/CitationMap

A simple pip-installable Python tool to generate your own HTML citation world map from your Google Scholar ID.

Primary LanguagePythonApache License 2.0Apache-2.0

Google Scholar Citation World Map

Latest PyPI version PyPI license PyPI download month PyPI download day made-with-python

Chen Liu, CS PhD Candidate at Yale University.

Research areas: Machine Learning, Spatial-Temporal Modeling, Medical Vision, AI4Science.

Purpose

This is a simple Python tool to generate an HTML citation world map from your Google Scholar ID.

It is easy to install (pip install citation-map, available on PyPI) and easy to use (see the Usage section).

Expected Outcome

You will be given an HTML file as the output of the script.

If you open it on a browser, you will see your own version of the following citation world map.

Usage

  1. Install the package.

    pip install citation-map
    
  2. Find your Google Scholar ID.

    • Open your Google Scholar profile. The URL should take the form of https://scholar.google.com/citations?user=GOOGLE_SCHOLAR_ID. In this case, your Google Scholar ID is just the string GOOGLE_SCHOLAR_ID.
    • Please kindly ignore configuration strings such as &hl=en (host language is English) or &sortby=pubdate (sort the works by date of publication).
  3. In an empty Python script (for example, the demo script), run the following.
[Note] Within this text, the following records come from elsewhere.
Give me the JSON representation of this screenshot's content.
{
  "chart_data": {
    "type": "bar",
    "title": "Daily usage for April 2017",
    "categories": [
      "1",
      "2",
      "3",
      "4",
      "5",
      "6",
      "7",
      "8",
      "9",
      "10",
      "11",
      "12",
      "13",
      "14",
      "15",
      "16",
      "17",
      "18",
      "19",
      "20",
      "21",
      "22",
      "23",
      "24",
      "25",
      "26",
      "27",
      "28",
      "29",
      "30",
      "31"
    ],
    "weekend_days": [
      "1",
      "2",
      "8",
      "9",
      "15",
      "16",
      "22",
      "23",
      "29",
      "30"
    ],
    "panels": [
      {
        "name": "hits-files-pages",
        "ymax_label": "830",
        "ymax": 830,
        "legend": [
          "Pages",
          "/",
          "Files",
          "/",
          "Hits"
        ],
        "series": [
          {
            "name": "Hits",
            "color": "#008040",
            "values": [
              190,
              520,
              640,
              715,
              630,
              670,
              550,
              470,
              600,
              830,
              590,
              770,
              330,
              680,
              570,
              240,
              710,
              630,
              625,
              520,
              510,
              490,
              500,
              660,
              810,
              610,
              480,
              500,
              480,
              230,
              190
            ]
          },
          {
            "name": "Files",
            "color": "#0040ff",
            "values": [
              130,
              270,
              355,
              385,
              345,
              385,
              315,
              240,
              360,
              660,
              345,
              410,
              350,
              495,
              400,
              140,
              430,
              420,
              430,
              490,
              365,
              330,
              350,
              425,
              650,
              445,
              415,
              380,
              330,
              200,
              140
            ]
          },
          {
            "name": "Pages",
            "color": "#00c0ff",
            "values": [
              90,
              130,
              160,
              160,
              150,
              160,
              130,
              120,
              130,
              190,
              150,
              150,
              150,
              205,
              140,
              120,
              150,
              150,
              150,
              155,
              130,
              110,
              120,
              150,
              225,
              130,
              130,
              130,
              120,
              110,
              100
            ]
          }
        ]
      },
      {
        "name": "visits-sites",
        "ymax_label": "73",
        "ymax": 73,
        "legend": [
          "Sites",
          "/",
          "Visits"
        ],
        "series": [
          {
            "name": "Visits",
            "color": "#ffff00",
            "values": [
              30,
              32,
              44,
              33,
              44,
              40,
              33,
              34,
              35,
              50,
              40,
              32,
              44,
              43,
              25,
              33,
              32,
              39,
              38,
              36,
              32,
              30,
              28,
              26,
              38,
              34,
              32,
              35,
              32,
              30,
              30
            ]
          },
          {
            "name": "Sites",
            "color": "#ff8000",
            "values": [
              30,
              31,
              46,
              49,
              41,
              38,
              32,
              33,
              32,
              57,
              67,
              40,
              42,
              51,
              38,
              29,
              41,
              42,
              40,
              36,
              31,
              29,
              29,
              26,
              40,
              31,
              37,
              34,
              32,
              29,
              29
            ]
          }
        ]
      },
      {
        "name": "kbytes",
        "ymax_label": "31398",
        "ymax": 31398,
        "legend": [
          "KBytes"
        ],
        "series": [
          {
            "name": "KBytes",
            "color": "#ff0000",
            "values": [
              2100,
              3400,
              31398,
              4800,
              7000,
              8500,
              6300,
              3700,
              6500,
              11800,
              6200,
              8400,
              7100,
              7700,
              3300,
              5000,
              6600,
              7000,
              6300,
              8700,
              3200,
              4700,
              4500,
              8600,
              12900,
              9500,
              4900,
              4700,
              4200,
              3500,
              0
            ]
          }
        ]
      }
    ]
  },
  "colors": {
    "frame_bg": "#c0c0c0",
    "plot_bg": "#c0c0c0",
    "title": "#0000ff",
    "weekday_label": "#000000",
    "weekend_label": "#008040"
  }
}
    from citation_map import generate_citation_map
    
    # This is my Google Scholar ID. Replace this with your ID.
    scholar_id = '3rDjnykAAAAJ'
    generate_citation_map(scholar_id)
    

    You can take a look at the input arguments (listed below) of the function generate_citation_map in case you need those functionalities.

    Parameters
    ----
    scholar_id: str
        Your Google Scholar ID.
    output_path: str
        (default is 'citation_map.html')
        The path to the output HTML file.
    num_processes: int
        (default is 16)
        Number of separate processes for parallel processing.
    use_proxy: bool
        (default is False)
        If true, we will use a scholarly proxy.
        It is necessary for some environments to avoid blocks, but it usually makes things slower.
    pin_colorful: bool
        (default is True)
        If true, the location pins will have a variety of colors.
        Otherwise, it will only have one color.
    print_citing_institutions: bool
        (default is True)
        If true, print the list of citing institutions (affiliations of citing authors).
    

Changelog

Version 3.0

I realized a problem with how I used geopy.geocoders. A majority of the authors' self-entered affiliations are not successfully found in the system and hence are not converted to geographic coordinates on the world map. For example, the string "Yale University" is a much better entry than "Assistant Professor at Yale University".

I applied a simple fix with some rule-based language processing. This helps us identify many missing citing locations.

Version 2.0

I finally managed to drastically speed up the process using multiprocessing, in a way that avoids being blocked by Google Scholar.

On my personal computer, processing my profile with 100 citations took 1 hour with version 1.0 while it's now taking 5 minutes with version 2.0.

With that said, please be careful and do not run this tool frequently. I can easily get on Google Scholar's blacklist after a few runs.

Version 1.0

Very basic functionality.

This script is a bit slow. On my personal computer, it takes half a minute to process each citation. If you have thousands of citations, it may or may not be a good idea to use this script.

I tried to use multiprocessing, but unfortunately the excessive visits get me blocked by Google Scholar.

Dependencies

Dependencies (scholarly, geopy, folium, tqdm) are already taken care of when you install via pip.

Acknowledgements

This script was written under the assistance of ChatGPT-4o, but of course after intense debugging.